This repo has benchmarks and tests. To run either, download dependencies with
$ mix deps.get
The test can be run with the standard mix test
command. Benchmarks are run
with
$ mix run bench.exs
- Please describe your solution to get_id and why it is correct i.e. guaranteed globally unique.
The id is generated by taking the 42 bits of the timestamp and combining that
with the node id (11 bits) and the serial (11 bits). The timestamp gives us one
unique id per millisecond. Adding the node id gives one unique id per node per
millisecond. The serial is meant to uniquify values generated on a node during
the one millisecond period. The default is to use the Counter
agent which
simply returns sequential numbers until it overflows the 11 bit value and
resets.
- Please explain how your solution achieves the desired performance i.e. 100,000 or more requests per second per node. How did you verify this?
I've created a simple benchmark that compares the performance of the solution with some baseline cases. On my laptop, the solution performs somewhere in the neighborhood of 422K ops/second. The final performance will depend significantly on the final production environment.
One possible wrinkle is that the solution serializes requests when fetching the serial number on each node. As parallelism goes up, performance goes down. There are ways to mitigate this performance impact, but the "correct" way to address this issue also really depends on what the final application/environment looks like.
- Please enumerate possible failure cases and describe how your solution correctly handles each case. How did you verify correctness?
- How do you manage uniqueness after a node crashes and restarts?
Provided that the node doesn't crash and restart within a single millisecond, the advancing timestamp should ensure that new ids are unique.
There is a possible failure case where the Counter
agent crashes and restarts
within a single millisecond. If the crash and restart happens while the counter
value is low, there is a possibility that a duplicate id will be generated.
While possible, this failure case is extremely unlikely. The agent process is
very unlikely to crash to begin with, and it would have to be supervised to be
automatically restarted. The risk could be mitigated by having the process sleep
for a millisecond on startup. This would give the timestamp time to advance
before handing out the next id.
- How do you manage uniqueness after the entire system fails and restarts?
The failure case for the entire system failing looks very much like the failure
case for a single node. As long as the cluster takes more than a millisecond to
restart, then the timestamp will increment and new ids will be unique. The
mitigation of this corner case is the same, which is having the Counter
agent
sleep for a millisecond on startup.
- How do you handle software defects?
I'm using a layered approach to ensuring quality of the code. The first layer is using Credo to lint the code for obvious problems. The second layer is using Dialyzer to verify types and ferret out subtle errors. Both Credo and Dialyzer run cleanly on the current code.
The final layer is a test suite using property-based tests. The code is quite simple, and I haven't done any coverage analysis. If this were "real" code, I would have measured test coverage.
- Other failure cases
There is an interesting failure case when the code is running on a very, very fast processor. The requirements call for 100 unique ids per millisecond, and this code is capable of generating 2048 unique ids per millisecond. However, if run on a sufficiently fast processor, with no limit on the number of ids requested per second, then the serial number will overflow and duplicate ids will be generated.
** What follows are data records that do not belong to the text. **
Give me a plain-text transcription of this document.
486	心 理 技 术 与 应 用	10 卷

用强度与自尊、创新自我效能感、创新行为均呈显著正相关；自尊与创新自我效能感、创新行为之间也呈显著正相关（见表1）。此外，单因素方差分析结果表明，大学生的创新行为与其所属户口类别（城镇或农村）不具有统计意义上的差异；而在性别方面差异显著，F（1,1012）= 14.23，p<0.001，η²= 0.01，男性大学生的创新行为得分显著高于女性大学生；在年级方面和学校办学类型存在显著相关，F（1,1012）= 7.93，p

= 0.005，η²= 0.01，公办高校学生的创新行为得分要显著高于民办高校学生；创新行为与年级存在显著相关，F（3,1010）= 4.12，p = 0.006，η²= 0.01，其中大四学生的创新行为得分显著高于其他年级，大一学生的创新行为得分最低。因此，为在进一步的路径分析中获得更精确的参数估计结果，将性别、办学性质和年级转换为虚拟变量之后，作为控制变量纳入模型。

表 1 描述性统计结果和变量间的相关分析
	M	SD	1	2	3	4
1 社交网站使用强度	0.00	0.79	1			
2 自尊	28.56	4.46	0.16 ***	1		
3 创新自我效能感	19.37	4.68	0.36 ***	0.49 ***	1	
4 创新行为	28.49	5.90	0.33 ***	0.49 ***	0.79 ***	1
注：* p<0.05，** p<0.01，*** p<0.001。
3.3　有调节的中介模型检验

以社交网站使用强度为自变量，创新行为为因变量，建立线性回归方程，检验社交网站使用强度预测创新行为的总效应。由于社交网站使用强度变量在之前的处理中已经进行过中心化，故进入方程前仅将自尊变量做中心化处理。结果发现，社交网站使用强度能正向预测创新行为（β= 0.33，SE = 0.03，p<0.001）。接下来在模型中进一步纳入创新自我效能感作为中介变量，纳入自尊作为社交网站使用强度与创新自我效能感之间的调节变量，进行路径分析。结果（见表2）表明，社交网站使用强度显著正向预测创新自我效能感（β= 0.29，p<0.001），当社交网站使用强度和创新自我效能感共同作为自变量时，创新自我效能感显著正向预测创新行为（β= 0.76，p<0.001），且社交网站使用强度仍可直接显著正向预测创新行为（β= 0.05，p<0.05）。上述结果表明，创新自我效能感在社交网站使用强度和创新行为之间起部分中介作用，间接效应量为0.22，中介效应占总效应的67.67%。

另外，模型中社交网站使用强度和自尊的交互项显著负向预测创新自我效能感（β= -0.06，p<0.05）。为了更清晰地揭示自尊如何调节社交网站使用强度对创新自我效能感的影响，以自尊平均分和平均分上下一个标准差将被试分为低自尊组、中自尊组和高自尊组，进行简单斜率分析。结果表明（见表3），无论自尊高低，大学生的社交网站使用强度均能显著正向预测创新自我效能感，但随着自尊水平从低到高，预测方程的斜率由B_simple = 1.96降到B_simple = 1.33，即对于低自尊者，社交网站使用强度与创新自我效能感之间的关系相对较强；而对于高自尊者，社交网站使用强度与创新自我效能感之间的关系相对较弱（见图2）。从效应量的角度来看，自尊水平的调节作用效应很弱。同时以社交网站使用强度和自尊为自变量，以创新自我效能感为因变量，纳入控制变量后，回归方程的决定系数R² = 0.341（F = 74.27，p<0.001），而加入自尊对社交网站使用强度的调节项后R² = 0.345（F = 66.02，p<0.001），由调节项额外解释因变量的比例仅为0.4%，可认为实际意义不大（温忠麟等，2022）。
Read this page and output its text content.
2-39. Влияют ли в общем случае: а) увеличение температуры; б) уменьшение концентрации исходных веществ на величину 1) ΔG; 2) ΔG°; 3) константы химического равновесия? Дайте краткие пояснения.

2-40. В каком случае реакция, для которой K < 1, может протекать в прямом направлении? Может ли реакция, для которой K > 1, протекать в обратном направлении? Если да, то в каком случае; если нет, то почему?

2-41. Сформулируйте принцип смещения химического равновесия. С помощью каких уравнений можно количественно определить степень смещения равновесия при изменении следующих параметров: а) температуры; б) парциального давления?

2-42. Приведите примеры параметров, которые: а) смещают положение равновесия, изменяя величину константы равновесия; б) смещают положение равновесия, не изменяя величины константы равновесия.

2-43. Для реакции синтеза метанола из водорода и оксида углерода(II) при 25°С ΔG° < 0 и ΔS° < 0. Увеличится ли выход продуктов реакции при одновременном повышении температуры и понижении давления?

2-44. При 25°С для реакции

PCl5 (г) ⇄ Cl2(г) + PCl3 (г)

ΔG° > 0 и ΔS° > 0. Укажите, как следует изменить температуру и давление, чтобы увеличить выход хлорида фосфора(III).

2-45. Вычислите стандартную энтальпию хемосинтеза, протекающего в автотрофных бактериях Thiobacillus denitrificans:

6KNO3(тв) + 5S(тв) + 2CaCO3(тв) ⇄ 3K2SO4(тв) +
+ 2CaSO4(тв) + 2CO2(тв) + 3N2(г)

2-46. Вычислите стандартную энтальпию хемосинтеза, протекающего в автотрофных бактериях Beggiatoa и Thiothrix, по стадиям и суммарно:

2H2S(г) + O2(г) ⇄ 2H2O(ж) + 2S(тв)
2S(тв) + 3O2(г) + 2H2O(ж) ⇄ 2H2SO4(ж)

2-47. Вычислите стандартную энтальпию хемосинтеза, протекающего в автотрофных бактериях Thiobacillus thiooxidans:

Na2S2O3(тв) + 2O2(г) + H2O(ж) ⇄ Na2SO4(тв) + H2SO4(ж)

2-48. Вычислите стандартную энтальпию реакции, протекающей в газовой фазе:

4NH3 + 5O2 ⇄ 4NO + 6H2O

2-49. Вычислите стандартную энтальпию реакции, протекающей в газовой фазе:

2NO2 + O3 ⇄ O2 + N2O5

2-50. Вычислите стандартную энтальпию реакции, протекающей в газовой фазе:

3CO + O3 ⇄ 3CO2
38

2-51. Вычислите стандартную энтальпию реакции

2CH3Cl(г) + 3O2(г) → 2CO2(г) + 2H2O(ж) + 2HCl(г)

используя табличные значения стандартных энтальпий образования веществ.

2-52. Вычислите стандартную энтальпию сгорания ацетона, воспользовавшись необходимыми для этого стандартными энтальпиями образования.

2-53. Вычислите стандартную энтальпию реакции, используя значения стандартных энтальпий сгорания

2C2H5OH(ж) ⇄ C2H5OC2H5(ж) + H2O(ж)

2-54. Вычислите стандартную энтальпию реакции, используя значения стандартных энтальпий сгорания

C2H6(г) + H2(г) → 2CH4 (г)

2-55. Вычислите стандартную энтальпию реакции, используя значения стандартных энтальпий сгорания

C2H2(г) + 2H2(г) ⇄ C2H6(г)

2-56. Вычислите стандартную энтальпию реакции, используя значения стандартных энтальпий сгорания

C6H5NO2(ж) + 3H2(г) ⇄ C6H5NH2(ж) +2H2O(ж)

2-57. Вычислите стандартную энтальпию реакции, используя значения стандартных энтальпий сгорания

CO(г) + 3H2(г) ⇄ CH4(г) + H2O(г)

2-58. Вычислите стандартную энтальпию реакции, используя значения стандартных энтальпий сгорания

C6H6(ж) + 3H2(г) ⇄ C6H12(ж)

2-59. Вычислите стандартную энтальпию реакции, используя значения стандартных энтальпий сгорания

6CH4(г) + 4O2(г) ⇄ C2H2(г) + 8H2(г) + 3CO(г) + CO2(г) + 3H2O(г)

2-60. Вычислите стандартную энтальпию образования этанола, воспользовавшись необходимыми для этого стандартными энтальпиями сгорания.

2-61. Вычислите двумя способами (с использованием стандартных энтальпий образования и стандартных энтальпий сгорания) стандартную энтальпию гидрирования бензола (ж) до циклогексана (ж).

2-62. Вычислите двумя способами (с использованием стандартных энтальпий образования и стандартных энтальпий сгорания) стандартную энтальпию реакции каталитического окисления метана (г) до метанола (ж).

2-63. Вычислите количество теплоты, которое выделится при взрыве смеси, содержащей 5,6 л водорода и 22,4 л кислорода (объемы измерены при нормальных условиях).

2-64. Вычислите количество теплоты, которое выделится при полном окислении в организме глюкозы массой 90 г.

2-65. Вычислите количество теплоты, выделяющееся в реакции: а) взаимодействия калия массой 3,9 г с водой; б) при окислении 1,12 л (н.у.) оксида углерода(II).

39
Aside from the obvious rate-limiting to mitigate this failure mode, another interesting solution is possible.
The requirements state that node ids are in the range 0..1024 inclusive. This amounts to a total of 1025 possible values, requiring 11 bits to represent. If the requirements for node ids were reduced to 1024 total values, then the node id could be represented in 10 bits, leaving 12 bits for the serial number. This would expand the serial space to the point where it is quite unlikely that any system produced in the foreseeable future would be able to exhaust serial numbers in a millisecond.
There is also a potential performance issue as more requests are made in
parallel. The benchmark runs requests serially by default, but as more parallel
requests are added the performance suffers. This is likely due to contention for
the Counter
agent. (Interestingly, the strong_random
case shows even worse
performance degradation, suggesting that there is resource contention in the
OpenSSL library.) One possible way of dealing with this degradation is to run
multiple agents handing out serial numbers from non-overlapping domains. You
could, for example, run two agents handing out about 2,000 serials each without
having to worry about synchronizing them. You would have to ensure that requests
were relatively evenly balanced between the two, but it should help relieve
contention in highly parallel environments.